【新・悪韓論】現代自が起亜自動車を国家に献納する日 財閥キラー恫喝「サムスンのようなリスクに直面する」

起亜自動車のSUV「NIRO」(AP)

 韓国の大手財閥、とりわけ現代(ヒュンダイ)自動車グループにとっては、ミサイルに直撃されたほどの衝撃だったに違いない。

 「財閥キラー」の異名を取る金尚祖(キム・サンジョ)公正取引委員長が、現代自を名指しして「今のように時間を無駄にしていると、サムスンのようなリスクに直面するだろう」と警告、いや恫喝(どうかつ)したことだ。

 「サムスンのようなリスク」とは、常識的に考えれば、現代自トップの鄭夢九(チョン・モング)氏も“塀の中”にぶち込むぞということだ。鄭氏がそうならないためには、自身の経営からの引退では済まない。おそらく、起亜(キア)自動車を「国家へ献納」するぐらいの措置が必要になろう。

 ロウソク革命で誕生した文在寅(ムン・ジェイン)政権の大きな政策目標は「財閥改革」という名の「財閥解体」だ。そのために起用されたのが「財閥キラー」だ。

 金氏は1日、韓国日報とのインタビューで大いに語った。

 公取委は、朴槿恵(パク・クネ)政権末期から、45大財閥に対する「総帥一族の私益騙取(へんしゅ)調査」を進めてきた。次の政権の顔色を見た、ゴマスリともいえる。

 私益騙取とは、総帥一族による不当な利益吸い上げのことだ。典型は、企業の日常的な消費財(=例えば、コピー用紙)を一族のペーパー会社を通じて購入する形式をとって、翼下企業に市価より高く買わせ、サヤを稼ぐ手法だ。

 さまざまな手法を動員して得た資金で、生前贈与に向けた株式の工作をするのが私益騙取のゴールになる。

 金氏は、私益騙取調査の結果、悪質な財閥が2ケタに達するが、1ケタに圧縮して対処する計画を明らかにしたうえで、現代自に言及したのだ。「鄭義宣(チョン・ウィソン)副会長(=鄭夢九氏の長男)が積極的に活動できる環境が作られ、最高経営責任者(CEO)として価値を作っていかなければならない」とも述べた。鄭氏は早く引退し、義宣氏のリーダーシップで大胆な措置を取れと命令したのに等しい。

 ロウソク革命の最中、共に民主党(=文政権の与党)は、朴、崔順実(チェ・スンシル)両氏について不当に取得した財産を国家に献納させるとの基本方針を決めている。共に民主党の認識では「大財閥は朴、崔両氏の共犯」だ。共に民主党の議員は、サムスングループの李在鎔(イ・ジェヨン)副会長(勾留中)に対する証人喚問で「早く経営権をよこせ」と露骨に述べた。

 しかし、共に民主党の国会議席は4割に過ぎない。国会での立法を通じて財閥改革を進めることは容易でない。

 そこで、問題財閥との裏取引が始まる。金氏の発言は、裏取引が進展しない状況へのいらだち表明と見ることができる。

 現代自グループは生前贈与をめぐる株式工作疑惑、現代自株を材料にしたデリバティブ取引での背任疑惑…いろいろささやかれている。旧現代財閥の解体以降、一族の私益騙取はどれほどになるのか。
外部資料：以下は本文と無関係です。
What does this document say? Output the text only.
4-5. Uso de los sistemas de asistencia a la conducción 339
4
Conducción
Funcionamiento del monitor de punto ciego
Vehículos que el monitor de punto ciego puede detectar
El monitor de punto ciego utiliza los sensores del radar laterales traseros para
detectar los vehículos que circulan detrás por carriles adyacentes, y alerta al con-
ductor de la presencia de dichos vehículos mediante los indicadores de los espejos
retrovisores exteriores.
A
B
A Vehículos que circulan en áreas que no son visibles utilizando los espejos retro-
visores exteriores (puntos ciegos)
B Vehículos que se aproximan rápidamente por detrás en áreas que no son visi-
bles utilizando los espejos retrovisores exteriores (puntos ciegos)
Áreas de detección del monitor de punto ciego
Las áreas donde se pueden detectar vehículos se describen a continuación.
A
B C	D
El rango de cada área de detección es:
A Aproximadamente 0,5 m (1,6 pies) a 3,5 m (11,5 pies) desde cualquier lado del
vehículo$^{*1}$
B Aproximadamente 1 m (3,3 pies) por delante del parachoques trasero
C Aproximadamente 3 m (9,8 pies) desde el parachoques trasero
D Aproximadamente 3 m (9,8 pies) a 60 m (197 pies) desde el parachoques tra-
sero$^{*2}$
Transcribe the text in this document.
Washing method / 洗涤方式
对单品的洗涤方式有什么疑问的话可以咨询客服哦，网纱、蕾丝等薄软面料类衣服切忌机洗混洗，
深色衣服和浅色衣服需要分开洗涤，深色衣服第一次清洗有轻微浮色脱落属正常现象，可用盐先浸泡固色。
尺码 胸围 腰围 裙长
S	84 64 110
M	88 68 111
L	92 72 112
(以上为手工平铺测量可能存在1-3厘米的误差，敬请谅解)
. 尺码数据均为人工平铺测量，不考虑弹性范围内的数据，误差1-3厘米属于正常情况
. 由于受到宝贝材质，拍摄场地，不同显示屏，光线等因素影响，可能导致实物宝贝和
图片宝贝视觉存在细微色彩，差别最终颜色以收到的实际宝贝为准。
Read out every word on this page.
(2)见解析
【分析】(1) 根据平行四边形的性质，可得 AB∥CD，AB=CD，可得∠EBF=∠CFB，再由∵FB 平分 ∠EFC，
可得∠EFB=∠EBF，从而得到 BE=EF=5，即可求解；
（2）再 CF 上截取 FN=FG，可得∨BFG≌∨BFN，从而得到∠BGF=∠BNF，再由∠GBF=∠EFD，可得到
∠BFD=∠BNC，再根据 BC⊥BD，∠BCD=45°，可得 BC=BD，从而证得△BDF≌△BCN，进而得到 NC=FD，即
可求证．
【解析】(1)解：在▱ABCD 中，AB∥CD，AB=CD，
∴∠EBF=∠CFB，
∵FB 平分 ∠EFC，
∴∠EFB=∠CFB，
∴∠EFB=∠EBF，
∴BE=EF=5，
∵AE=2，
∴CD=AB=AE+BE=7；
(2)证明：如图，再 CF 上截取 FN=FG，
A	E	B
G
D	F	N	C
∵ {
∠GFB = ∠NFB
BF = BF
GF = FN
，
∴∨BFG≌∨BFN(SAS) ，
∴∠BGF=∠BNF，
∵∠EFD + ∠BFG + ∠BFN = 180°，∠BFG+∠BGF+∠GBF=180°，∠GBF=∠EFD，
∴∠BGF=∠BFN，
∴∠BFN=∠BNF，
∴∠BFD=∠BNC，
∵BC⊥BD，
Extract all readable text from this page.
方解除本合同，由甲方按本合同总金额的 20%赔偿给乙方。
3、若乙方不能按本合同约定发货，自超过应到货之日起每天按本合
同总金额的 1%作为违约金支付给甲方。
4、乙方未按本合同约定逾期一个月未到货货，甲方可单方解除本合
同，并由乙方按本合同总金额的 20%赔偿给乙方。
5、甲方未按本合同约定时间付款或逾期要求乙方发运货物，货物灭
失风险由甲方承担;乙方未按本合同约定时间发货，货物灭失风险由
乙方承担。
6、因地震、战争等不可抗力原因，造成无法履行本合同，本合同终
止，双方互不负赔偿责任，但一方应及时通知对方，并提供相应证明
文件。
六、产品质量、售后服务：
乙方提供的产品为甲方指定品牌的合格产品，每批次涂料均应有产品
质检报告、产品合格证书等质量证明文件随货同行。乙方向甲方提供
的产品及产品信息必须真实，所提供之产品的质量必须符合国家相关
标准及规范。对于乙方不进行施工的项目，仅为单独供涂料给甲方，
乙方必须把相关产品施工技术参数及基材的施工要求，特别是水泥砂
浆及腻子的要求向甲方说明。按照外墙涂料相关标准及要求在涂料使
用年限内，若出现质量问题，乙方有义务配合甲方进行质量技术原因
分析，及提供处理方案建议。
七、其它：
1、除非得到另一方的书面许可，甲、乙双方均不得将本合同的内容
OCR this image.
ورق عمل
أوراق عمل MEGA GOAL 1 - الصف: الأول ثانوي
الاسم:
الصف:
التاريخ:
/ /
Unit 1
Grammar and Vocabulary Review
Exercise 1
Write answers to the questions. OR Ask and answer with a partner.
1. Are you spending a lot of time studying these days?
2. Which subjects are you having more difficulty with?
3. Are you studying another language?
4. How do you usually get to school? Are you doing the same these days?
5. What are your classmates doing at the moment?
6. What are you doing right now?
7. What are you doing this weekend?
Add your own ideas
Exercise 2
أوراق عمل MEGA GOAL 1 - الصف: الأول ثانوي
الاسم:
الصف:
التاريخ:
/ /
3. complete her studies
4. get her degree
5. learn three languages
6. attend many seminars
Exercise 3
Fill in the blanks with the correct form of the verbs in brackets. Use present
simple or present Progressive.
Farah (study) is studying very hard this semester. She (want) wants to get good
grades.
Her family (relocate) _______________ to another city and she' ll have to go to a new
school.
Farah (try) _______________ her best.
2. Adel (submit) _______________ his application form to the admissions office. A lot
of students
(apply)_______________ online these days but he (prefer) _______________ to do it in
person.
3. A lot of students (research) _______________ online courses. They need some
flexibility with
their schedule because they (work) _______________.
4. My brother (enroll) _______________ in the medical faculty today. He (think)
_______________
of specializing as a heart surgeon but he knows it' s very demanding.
 大胆に予測すれば、現代自グループと、その総帥一族が所有する起亜自動車株を「自主的に」国家に献納することにしたと義宣氏が表明する日は、そう遠くない。

 ■室谷克実(むろたに・かつみ) 1949年、東京都生まれ。慶応大学法学部卒。時事通信入社、政治部記者、ソウル特派員、「時事解説」編集長、外交知識普及会常務理事などを経て、評論活動に。主な著書に「韓国人の経済学」(ダイヤモンド社)、「悪韓論」(新潮新書)、「呆韓論」(産経新聞出版)、「ディス・イズ・コリア」(同)などがある。